Business intelligence software providers often promote tags as way to help users find and filter content. Yet many data analysts and institutional research administrators, including myself, are quick to dismiss them, saying we’ve never seen it done well. But focusing on the messiness of end-user assigned tags ignores their function as a data literacy learning tool.

In higher education, traditional learning assessments evaluate how well a student can explicitly, externally describe and contextualize taught information through essays, tests, or verbal argument. But organizational knowledge management theory points to two types of knowing: implicit (internal, habitual) and explicit (able to be documented)—the first of which is individual, and the second of which can be communal.

Social-tag use can be both an externalized expression of implicit knowledge, and a community conversation about meaning, theme, and application of an item.

For individuals, the practice of tagging a dashboard with their own keyword is an expression of how they have internalized and contextualized the content into their own work. It represents a user’s skillfulness at data interpretation and classification. As other users tag the dashboard with different keywords, themes will emerge. When seeing their word in a list or wordcloud, the individual is given an opportunity to self-correct. Maybe their tag doesn’t fit with the others. They might ask, “Why does mine not fit, did I get something wrong, or is everyone else wrong?”. This engages them in critical thinking and self-initiated self-debate. Meanwhile, the other users might ask the same questions, or wonder if they’ve missed an opportunity for further application. Both users are practicing their data literacy skills without a teacher. When they decide to delete or update their tags, they further curate the tags for future users to perform the same skill-building and learning tasks.

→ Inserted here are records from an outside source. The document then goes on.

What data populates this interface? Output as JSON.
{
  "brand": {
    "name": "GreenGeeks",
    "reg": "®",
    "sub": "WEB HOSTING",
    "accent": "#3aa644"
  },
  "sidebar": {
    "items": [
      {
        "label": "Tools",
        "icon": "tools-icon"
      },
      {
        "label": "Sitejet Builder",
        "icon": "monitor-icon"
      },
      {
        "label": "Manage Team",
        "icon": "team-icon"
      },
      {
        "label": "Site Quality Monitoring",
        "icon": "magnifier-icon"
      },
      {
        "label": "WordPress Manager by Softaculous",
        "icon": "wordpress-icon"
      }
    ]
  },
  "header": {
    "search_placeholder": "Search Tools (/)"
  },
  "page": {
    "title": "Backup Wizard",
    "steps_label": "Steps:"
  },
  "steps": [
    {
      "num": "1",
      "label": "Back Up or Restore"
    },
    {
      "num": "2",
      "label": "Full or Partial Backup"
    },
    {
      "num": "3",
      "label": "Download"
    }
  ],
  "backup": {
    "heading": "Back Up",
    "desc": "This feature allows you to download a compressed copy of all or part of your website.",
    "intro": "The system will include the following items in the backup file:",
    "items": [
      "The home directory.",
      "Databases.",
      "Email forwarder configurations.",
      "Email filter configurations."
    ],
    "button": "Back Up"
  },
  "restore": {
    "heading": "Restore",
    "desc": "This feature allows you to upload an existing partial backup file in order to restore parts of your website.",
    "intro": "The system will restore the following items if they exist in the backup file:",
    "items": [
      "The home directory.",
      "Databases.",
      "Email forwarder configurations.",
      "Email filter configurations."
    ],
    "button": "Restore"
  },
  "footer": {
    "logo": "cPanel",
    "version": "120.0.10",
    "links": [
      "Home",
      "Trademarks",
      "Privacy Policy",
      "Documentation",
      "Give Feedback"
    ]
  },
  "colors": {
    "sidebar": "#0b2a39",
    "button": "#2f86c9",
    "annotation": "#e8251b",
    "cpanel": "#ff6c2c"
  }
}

Additionally, social tags build a user’s internal lexicon and data dictionary. They learn new jargon, identify frequently used institutional acronyms and terms, and add nuance for others by adding their own keywords.

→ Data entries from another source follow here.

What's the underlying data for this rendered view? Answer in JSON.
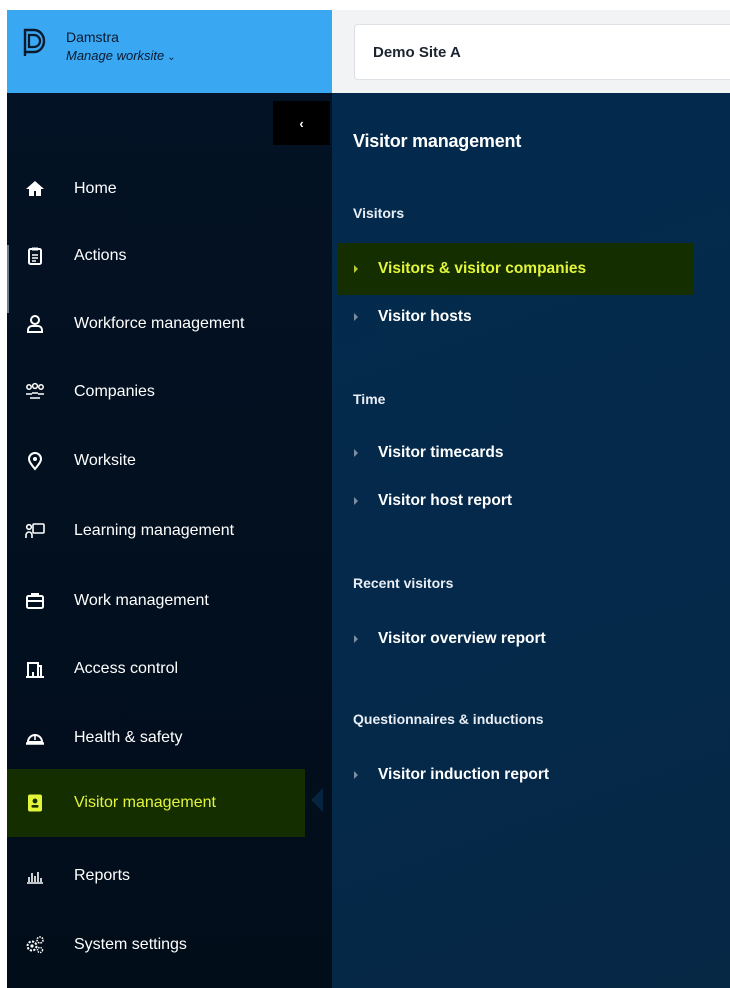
{
  "brand": {
    "name": "Damstra",
    "worksite_link": "Manage worksite",
    "chevron": "⌄"
  },
  "site_selector": {
    "value": "Demo Site A"
  },
  "sidebar": {
    "collapse_glyph": "‹",
    "items": [
      {
        "label": "Home",
        "icon": "home-icon"
      },
      {
        "label": "Actions",
        "icon": "clipboard-icon"
      },
      {
        "label": "Workforce management",
        "icon": "user-icon"
      },
      {
        "label": "Companies",
        "icon": "users-group-icon"
      },
      {
        "label": "Worksite",
        "icon": "location-pin-icon"
      },
      {
        "label": "Learning management",
        "icon": "presentation-icon"
      },
      {
        "label": "Work management",
        "icon": "briefcase-icon"
      },
      {
        "label": "Access control",
        "icon": "building-icon"
      },
      {
        "label": "Health & safety",
        "icon": "hard-hat-icon"
      },
      {
        "label": "Visitor management",
        "icon": "id-badge-icon",
        "active": true
      },
      {
        "label": "Reports",
        "icon": "bar-chart-icon"
      },
      {
        "label": "System settings",
        "icon": "gears-icon"
      }
    ]
  },
  "panel": {
    "title": "Visitor management",
    "sections": [
      {
        "heading": "Visitors",
        "items": [
          "Visitors & visitor companies",
          "Visitor hosts"
        ]
      },
      {
        "heading": "Time",
        "items": [
          "Visitor timecards",
          "Visitor host report"
        ]
      },
      {
        "heading": "Recent visitors",
        "items": [
          "Visitor overview report"
        ]
      },
      {
        "heading": "Questionnaires & inductions",
        "items": [
          "Visitor induction report"
        ]
      }
    ]
  },
  "colors": {
    "brand_blue": "#3aa7f2",
    "sidebar_bg": "#031224",
    "panel_bg": "#032a4d",
    "active_bg": "#142e00",
    "active_text": "#e3f53b"
  }
}
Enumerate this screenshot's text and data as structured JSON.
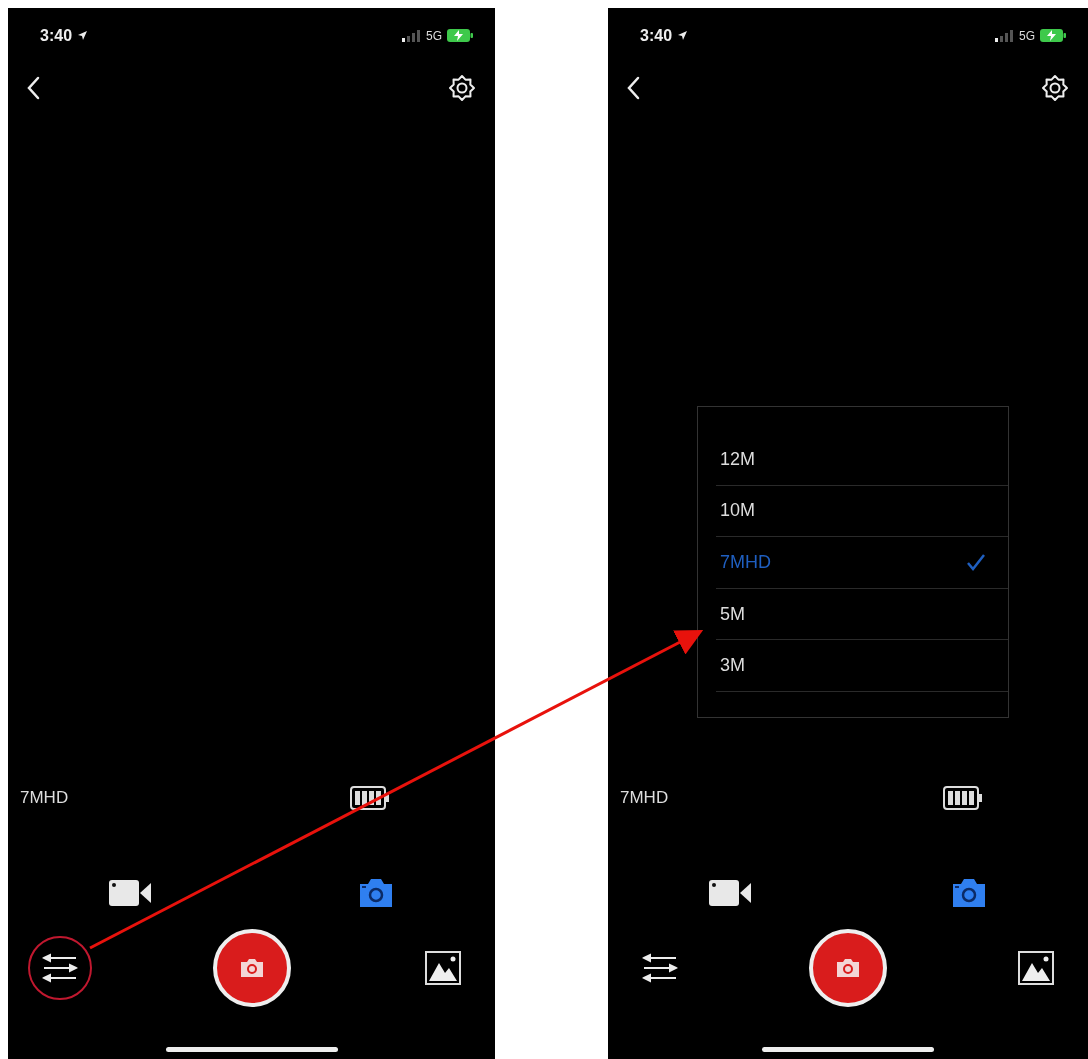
{
  "screens": [
    {
      "status_bar": {
        "time": "3:40",
        "network": "5G"
      },
      "resolution": "7MHD",
      "modes": [
        {
          "kind": "video",
          "selected": false
        },
        {
          "kind": "photo",
          "selected": true
        }
      ],
      "settings_highlighted": true
    },
    {
      "status_bar": {
        "time": "3:40",
        "network": "5G"
      },
      "resolution": "7MHD",
      "modes": [
        {
          "kind": "video",
          "selected": false
        },
        {
          "kind": "photo",
          "selected": true
        }
      ],
      "settings_highlighted": false,
      "resolution_menu": {
        "options": [
          {
            "label": "12M",
            "selected": false
          },
          {
            "label": "10M",
            "selected": false
          },
          {
            "label": "7MHD",
            "selected": true
          },
          {
            "label": "5M",
            "selected": false
          },
          {
            "label": "3M",
            "selected": false
          }
        ]
      }
    }
  ]
}
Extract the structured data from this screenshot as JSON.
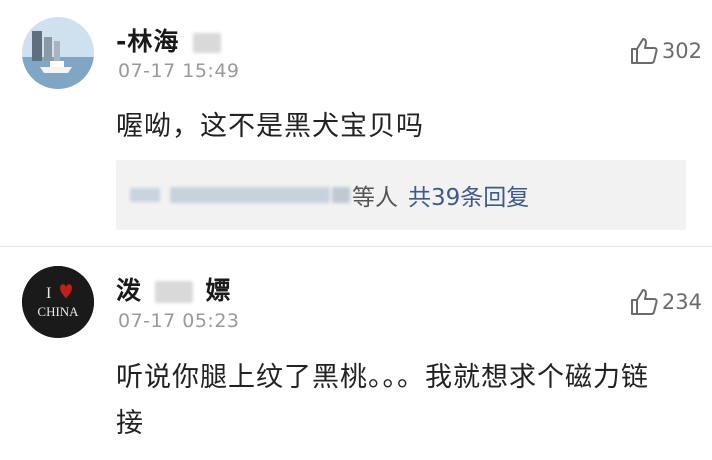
{
  "comments": [
    {
      "name": "-林海",
      "time": "07-17 15:49",
      "likes": "302",
      "text": "喔呦，这不是黑犬宝贝吗",
      "replies": {
        "suffix": "等人",
        "count_label": "共39条回复"
      }
    },
    {
      "name_part1": "泼",
      "name_part2": "嫖",
      "time": "07-17 05:23",
      "likes": "234",
      "text": "听说你腿上纹了黑桃。。。我就想求个磁力链接",
      "avatar": {
        "top": "I",
        "bottom": "CHINA"
      }
    }
  ],
  "icons": {
    "like": "thumbs-up-icon"
  },
  "colors": {
    "link": "#3c5a8a",
    "time": "#9a9a9a",
    "avatar2_bg": "#1a1a1a",
    "heart": "#c41e1e"
  }
}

Beyond self-assessment and correction, dashboard creators can analyze this data to identify areas of confusion, misinformation, or conflicting definitions to address with their end users. If institutional research, data analysts, and data creators refrain from adding tags themselves, attempting to correct tags, or guide users towards a specific set of descriptors, the collection of tags can represent end-user content understandings and associations. Then, this analysis can inform data governance conversations, identify topics, themes, and subjects, for future dashboard products or learning sessions. It is also useful for identifying how onboarding users to data dashboards and meaning is currently falling short. This can be used for process review and further instructional document development. For offices struggling to identify a best approach for organizing a large collection of data dashboards, analyzing tag use by user profile can inform a modifying the strategy to better suit how users actually engage with data products.

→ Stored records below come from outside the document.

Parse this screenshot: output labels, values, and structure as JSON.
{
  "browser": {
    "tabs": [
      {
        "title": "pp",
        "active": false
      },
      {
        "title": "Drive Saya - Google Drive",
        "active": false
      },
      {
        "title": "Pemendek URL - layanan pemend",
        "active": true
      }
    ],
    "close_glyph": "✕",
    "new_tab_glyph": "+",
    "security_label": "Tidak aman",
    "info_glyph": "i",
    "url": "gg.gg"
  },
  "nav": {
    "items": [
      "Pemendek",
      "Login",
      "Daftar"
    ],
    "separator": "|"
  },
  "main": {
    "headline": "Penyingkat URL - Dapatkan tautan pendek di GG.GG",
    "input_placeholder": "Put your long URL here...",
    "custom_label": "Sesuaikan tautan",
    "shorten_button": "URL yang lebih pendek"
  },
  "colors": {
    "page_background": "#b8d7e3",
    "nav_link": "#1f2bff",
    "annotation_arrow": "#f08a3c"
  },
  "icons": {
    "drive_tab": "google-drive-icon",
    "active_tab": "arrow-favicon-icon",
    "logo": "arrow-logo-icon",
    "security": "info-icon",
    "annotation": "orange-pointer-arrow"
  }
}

As a research analyst, with a background in library cataloguing and information management, I often prioritize categorization from a top-down, descriptive perspective. But bottom-up user taxonomies, developed through processes like social-tagging, offer more opportunities for understanding the state of data literacy, analyzing and developing repository organization. I have to remind myself there is a reason libraries have librarians, because highly-structured subject-based taxonomies are often not intuitive for end-users, and accessibility is always more important than the perfectly organized. Tags offer a hands-off, peer-guided way for users to navigate and discover the breadth of content available.

For organizations without a formal education or onboarding program for their data dashboard users, enabling and promoting social tag use is a quick win for developing data literacy.


References:

Kannan, P., & Nam, H. (2014). The Informational Value of Social Tagging Networks. Journal of Marketing, 21-40.

Kimmerle, J., Cress, U., & Held, C. (2010). The interplay between individual and collective knowledge: technologies for organisational learning and knowledge building. Knowledge Management Research & Practice, 33-44.